Wow. Our experiment is off to a great start—let's see if we can finish it off sooner than expected.
A reader of my post yesterday on the cost of DADT on the military points out an interesting Zogby poll from December that suggests troops on the ground are much more accepting of homosexuality in the military than the higher ups who have questioned whether gays should serve at all.
The poll found that nearly one in four U.S. troops (23%) say they know for sure that someone in their unit is gay or lesbian, and 59% of those folks said they learned about the person's sexual orientation directly from the individual. Further, the poll of 545 soldiers in Iraq and Afghanistan found that more than half of troops who know a gay soldier in their unit say that the person's sexual orientation is well known by others.

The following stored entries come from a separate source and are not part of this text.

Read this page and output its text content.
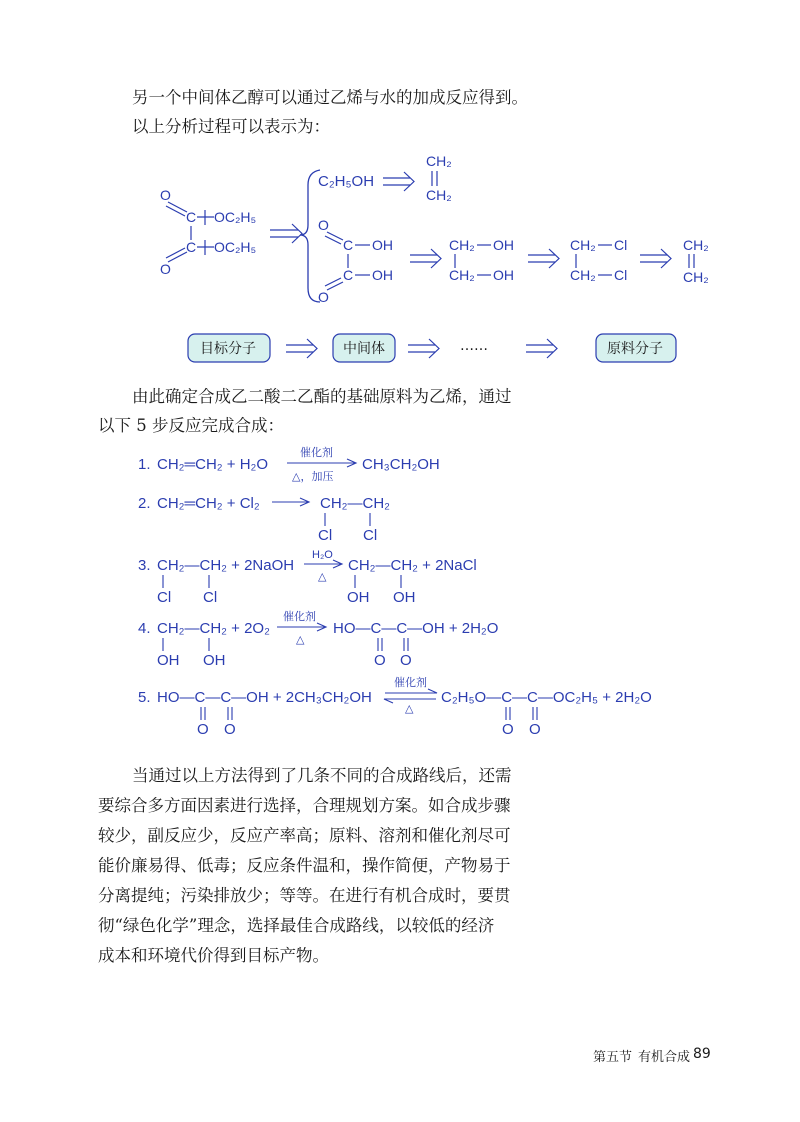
另一个中间体乙醇可以通过乙烯与水的加成反应得到。
以上分析过程可以表示为：
O
C OC₂H₅
C OC₂H₅
O
C₂H₅OH
CH₂
CH₂
O
C OH
C OH
O
CH₂ OH
CH₂ OH
CH₂ Cl
CH₂ Cl
CH₂
CH₂
目标分子	中间体	……	原料分子
由此确定合成乙二酸二乙酯的基础原料为乙烯，通过
以下 5 步反应完成合成：
1. CH₂═CH₂ + H₂O
催化剂
△，加压
CH₃CH₂OH
2. CH₂═CH₂ + Cl₂	CH₂—CH₂
Cl Cl
3. CH₂—CH₂ + 2NaOH
Cl Cl
H₂O
△
CH₂—CH₂ + 2NaCl
OH OH
4. CH₂—CH₂ + 2O₂
OH OH
催化剂
△
HO—C—C—OH + 2H₂O
O O
5. HO—C—C—OH + 2CH₃CH₂OH
O O
催化剂
△
C₂H₅O—C—C—OC₂H₅ + 2H₂O
O O
当通过以上方法得到了几条不同的合成路线后，还需
要综合多方面因素进行选择，合理规划方案。如合成步骤
较少，副反应少，反应产率高；原料、溶剂和催化剂尽可
能价廉易得、低毒；反应条件温和，操作简便，产物易于
分离提纯；污染排放少；等等。在进行有机合成时，要贯
彻“绿色化学”理念，选择最佳合成路线，以较低的经济
成本和环境代价得到目标产物。
第五节 有机合成 89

So maybe, once you are out in the field it's more "don't ask, don't care." Or maybe it's just the kind of situation where, in the downtime and comraderie that exists a war zone, details about your lives and loved ones just come out.

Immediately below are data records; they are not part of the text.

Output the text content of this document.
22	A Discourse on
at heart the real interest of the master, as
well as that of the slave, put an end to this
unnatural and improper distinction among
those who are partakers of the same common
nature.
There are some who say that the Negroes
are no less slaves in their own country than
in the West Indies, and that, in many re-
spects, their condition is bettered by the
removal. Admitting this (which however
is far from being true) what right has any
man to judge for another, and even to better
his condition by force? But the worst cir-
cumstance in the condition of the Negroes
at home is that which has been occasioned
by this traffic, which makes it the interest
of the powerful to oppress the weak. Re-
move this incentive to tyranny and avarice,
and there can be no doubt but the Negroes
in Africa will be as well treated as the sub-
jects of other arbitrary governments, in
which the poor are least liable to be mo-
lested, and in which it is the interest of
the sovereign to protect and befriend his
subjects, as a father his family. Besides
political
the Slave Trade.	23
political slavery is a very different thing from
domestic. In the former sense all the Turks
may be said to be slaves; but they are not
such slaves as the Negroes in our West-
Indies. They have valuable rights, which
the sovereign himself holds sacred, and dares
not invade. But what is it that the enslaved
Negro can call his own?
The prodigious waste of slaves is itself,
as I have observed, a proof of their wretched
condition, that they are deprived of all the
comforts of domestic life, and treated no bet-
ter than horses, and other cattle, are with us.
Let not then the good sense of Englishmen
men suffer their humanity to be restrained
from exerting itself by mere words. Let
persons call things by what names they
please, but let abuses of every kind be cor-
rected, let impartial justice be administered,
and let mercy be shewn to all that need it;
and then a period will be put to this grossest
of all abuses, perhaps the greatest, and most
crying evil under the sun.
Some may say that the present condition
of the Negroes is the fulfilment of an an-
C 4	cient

And that's just fine by most. The survey found that 3 out of 4 troops say they are personally comfortable in the presence of gays and lesbians. Of the 20% who said they are uncomfortable around gays and lesbians, only 5% are "very" uncomfortable, while 15% are "somewhat" uncomfortable. Just 2% of troops said knowing that gays are not allowed to serve openly was an important reason in their decision to join the military.
One discouraging note from the poll was the fact that only half of the troops surveyed say they have received training on the prevention of anti-gay harassment in the past three years. And fully 40% say they have not received this type of training, which is mandated by Defense Department policy.